Department of Orthopaedic Surgery, Duke University, Durham, NC, USA.
Arthroplast Today. 2020 Sep 18;6(4):813-818. doi: 10.1016/j.artd.2020.07.044. eCollection 2020 Dec.
Dislocation is a challenging problem after total hip arthroplasty (THA). We sought to evaluate the incidence of early dislocation with 2 different posterior repair techniques after THA using a posterior approach.
From September of 2008 to August of 2019, we evaluated 841 THAs performed by a single surgeon using a posterior approach. Before November of 2015, the capsule was repaired to the greater trochanter (group 1, 605 patients). Starting November 2015, the posterior capsule was repaired in a side-to-side fashion (direct soft-tissue repair) (group 2, 236 patients). There was a mean follow-up of 31.1 months (range, 2.5-122.5 months). A multivariable logistic regression model was constructed to assess the impact of baseline patient and operative factors on the dislocation rate.
There were 22 dislocations, all of which occurred in group 1. There were no dislocations in group 2. After adjusting for patient and operative factors, the direct soft-tissue repair had a large impact on the overall multivariable model as indicated by its effect likelihood ratio of 10.33 ( = .001); however, the odds ratio was not calculable for this factor, given that there were no dislocations in hips with direct soft-tissue repair. Increasing age was associated with an increased odds of dislocation (odds ratio, 1.04, = .017), with an effect likelihood ratio of 6.25 ( = .012).

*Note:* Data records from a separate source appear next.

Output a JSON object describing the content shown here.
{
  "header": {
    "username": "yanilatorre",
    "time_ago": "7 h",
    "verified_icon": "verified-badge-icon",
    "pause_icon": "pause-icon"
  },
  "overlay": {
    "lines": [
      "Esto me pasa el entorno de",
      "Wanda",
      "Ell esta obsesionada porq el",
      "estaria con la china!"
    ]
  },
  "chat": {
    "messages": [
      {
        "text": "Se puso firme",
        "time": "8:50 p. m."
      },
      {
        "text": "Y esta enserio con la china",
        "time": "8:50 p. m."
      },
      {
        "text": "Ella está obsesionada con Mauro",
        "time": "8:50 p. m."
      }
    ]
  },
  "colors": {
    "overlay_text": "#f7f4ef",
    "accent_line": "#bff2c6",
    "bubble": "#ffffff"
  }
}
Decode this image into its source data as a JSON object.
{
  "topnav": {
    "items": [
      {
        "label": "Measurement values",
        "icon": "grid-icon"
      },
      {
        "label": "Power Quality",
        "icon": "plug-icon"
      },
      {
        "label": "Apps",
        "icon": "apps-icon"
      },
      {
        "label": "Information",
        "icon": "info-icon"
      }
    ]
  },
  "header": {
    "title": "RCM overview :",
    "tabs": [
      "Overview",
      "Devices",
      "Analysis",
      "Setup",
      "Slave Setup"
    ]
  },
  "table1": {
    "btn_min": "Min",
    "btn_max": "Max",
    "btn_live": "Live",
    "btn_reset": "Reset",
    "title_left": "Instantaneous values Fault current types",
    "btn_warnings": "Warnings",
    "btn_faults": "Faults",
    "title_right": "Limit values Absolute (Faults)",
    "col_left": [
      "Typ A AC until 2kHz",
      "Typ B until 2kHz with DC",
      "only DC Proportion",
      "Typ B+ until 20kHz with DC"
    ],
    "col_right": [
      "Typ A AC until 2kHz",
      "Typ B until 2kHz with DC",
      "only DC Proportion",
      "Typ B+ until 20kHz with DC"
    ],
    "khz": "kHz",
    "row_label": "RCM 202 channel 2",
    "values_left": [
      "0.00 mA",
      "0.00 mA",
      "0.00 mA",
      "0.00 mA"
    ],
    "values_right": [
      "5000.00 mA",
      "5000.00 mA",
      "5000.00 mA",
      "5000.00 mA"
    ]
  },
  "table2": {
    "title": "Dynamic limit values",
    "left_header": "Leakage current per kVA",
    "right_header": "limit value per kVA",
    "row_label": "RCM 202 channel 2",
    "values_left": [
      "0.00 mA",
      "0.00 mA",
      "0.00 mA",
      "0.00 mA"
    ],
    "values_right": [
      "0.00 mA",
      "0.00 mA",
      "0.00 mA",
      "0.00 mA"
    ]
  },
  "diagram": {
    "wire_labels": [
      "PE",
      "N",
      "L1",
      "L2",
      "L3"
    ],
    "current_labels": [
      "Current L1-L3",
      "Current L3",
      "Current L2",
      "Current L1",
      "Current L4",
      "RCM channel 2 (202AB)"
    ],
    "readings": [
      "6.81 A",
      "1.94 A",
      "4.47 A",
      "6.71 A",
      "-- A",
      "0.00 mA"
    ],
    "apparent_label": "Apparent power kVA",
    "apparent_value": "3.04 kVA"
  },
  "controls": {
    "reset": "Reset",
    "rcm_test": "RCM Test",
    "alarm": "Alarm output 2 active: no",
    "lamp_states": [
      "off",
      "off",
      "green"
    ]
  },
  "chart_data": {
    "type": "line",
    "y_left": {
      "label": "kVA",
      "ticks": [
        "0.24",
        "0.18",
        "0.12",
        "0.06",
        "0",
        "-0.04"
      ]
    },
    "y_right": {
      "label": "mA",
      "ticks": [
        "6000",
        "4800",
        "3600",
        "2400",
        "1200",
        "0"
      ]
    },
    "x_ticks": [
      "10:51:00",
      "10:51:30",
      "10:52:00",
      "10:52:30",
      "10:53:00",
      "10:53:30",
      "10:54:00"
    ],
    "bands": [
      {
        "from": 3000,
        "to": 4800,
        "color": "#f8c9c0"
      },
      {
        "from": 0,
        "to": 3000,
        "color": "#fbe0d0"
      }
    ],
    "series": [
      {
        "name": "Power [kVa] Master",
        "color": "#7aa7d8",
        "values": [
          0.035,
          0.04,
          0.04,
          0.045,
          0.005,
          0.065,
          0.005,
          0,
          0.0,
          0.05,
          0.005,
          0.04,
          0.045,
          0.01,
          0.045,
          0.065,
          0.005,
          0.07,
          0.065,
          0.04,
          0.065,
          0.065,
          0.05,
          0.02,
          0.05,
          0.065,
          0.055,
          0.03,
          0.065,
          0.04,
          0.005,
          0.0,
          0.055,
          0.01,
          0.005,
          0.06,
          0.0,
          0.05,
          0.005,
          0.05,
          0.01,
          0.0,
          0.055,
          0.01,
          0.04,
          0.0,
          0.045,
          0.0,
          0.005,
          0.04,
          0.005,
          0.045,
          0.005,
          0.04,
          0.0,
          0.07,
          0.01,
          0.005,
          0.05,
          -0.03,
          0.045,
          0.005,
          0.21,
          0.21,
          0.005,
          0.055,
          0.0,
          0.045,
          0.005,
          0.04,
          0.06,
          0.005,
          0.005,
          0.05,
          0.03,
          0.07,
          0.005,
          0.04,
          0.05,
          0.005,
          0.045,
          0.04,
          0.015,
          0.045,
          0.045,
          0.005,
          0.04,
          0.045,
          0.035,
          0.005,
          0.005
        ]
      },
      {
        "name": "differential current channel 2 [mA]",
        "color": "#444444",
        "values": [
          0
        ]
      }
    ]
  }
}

Switching from a capsular repair to the greater trochanter to a side-to-side capsular repair was associated with a decreased rate of dislocation in primary THA through a posterior approach.
髋关节置换术后脱位是一个具有挑战性的问题。我们试图评估采用后外侧入路行全髋关节置换术(THA)后,两种不同的后方修复技术导致早期脱位的发生率。
2008年9月至2019年8月,我们评估了由一名外科医生采用后外侧入路进行的841例THA。2015年11月之前,将关节囊修复至大转子(第1组,605例患者)。从2015年11月开始,采用侧对侧方式修复后方关节囊(直接软组织修复)(第2组,236例患者)。平均随访31.1个月(范围2.5 - 122.5个月)。构建多变量逻辑回归模型,以评估基线患者和手术因素对脱位率的影响。
共发生22例脱位,均发生在第1组。第2组无脱位发生。在对患者和手术因素进行调整后,直接软组织修复对整体多变量模型有很大影响,其效应似然比为10.33(P = .001);然而,由于直接软组织修复的髋关节未发生脱位,该因素的比值比无法计算。年龄增加与脱位几率增加相关(比值比,1.04,P = .017),效应似然比为6.25(P = .012)。
在初次THA后外侧入路中,从将关节囊修复至大转子改为侧对侧关节囊修复与脱位率降低相关。